Consequently, the church is now a commissioned group in the world, having been sent so people can hear the witness of the Gospel (Rom 10:15). The mission of God and the commission of the church would appear to have love as one of the motivating factors. In 1 Cor 5:14–15, Paul wrote of the reason for ministry and mission, “For Christ’s love compels us, since we have reached this conclusion: If One died for all, then all died. And He died for all so that those who live should no longer live for themselves, but for the One who died for them and was raised.”
Additionally, the final book of the Bible includes some the language of sending as well. John wrote that the revelation was sent to him and verified by an angel (Rev 1:1). The messages John received in the first three chapters were sent to the seven churches named in them (1:11). In the closing chapter of the book, John records that “These words are faithful and true,” because the Lord “has sent His angel to show His slaves what must quickly take place” (22:6).

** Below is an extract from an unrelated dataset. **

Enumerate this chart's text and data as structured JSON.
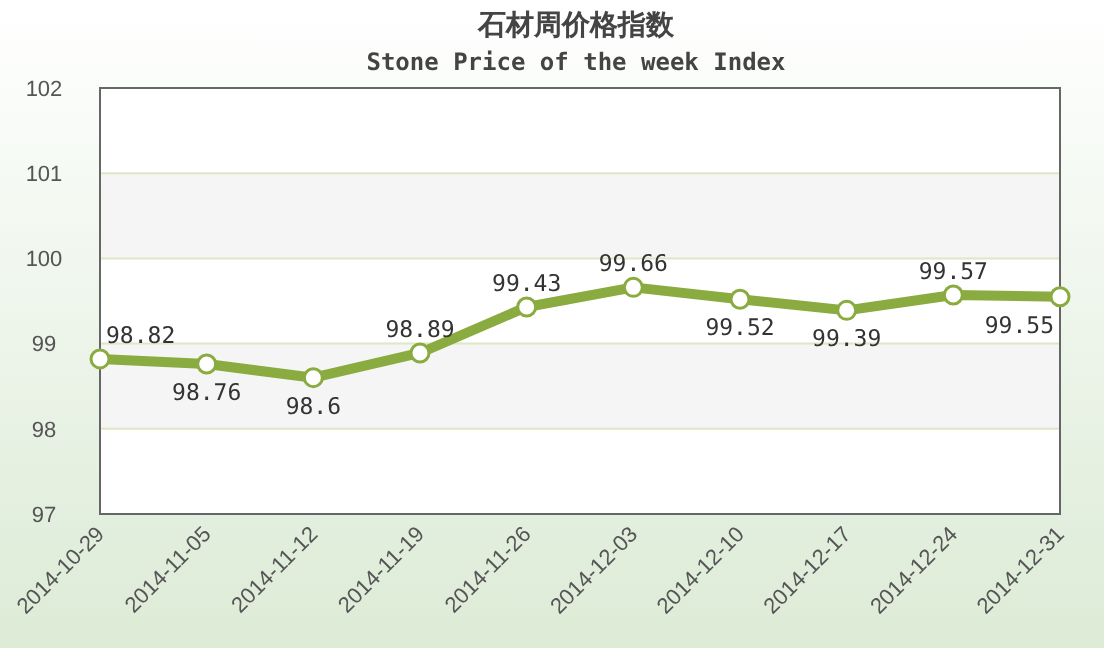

The epistles and Revelation continue the teaching that God sends both the message of salvation and the power by which believers may live out their redemptive calling of mission and ministry.
From the banishment (sending out) of Adam and Eve from the Garden of Eden to the revelation of insight about the end of days, God is a sender. Throughout the Scriptures, God presents Himself as on mission for His glory and His redemptive purposes. In Missional Church, Darrell Guder wrote,
We have come to see that mission is not merely an activity of the church. Rather, mission is the result of God’s initiative, rooted in God’s purposes to restore and heal creation. . . . God’s mission unfolded in the history of God’s people across the centuries recorded in Scripture, and it reached its revelatory climax in the incarnation of God’s work of salvation in Jesus ministering, crucified, and resurrected. God’s mission continued then in the sending of the Spirit to call forth and empower the church as the witness to God’s good news in Jesus Christ. . . . and it moves toward the promised consummation of God’s salvation in the eschaton (“last” or “final day”).
The Scriptures are quite clear that God is on mission, and that He is sending His people out into the world to participate in that mission as well.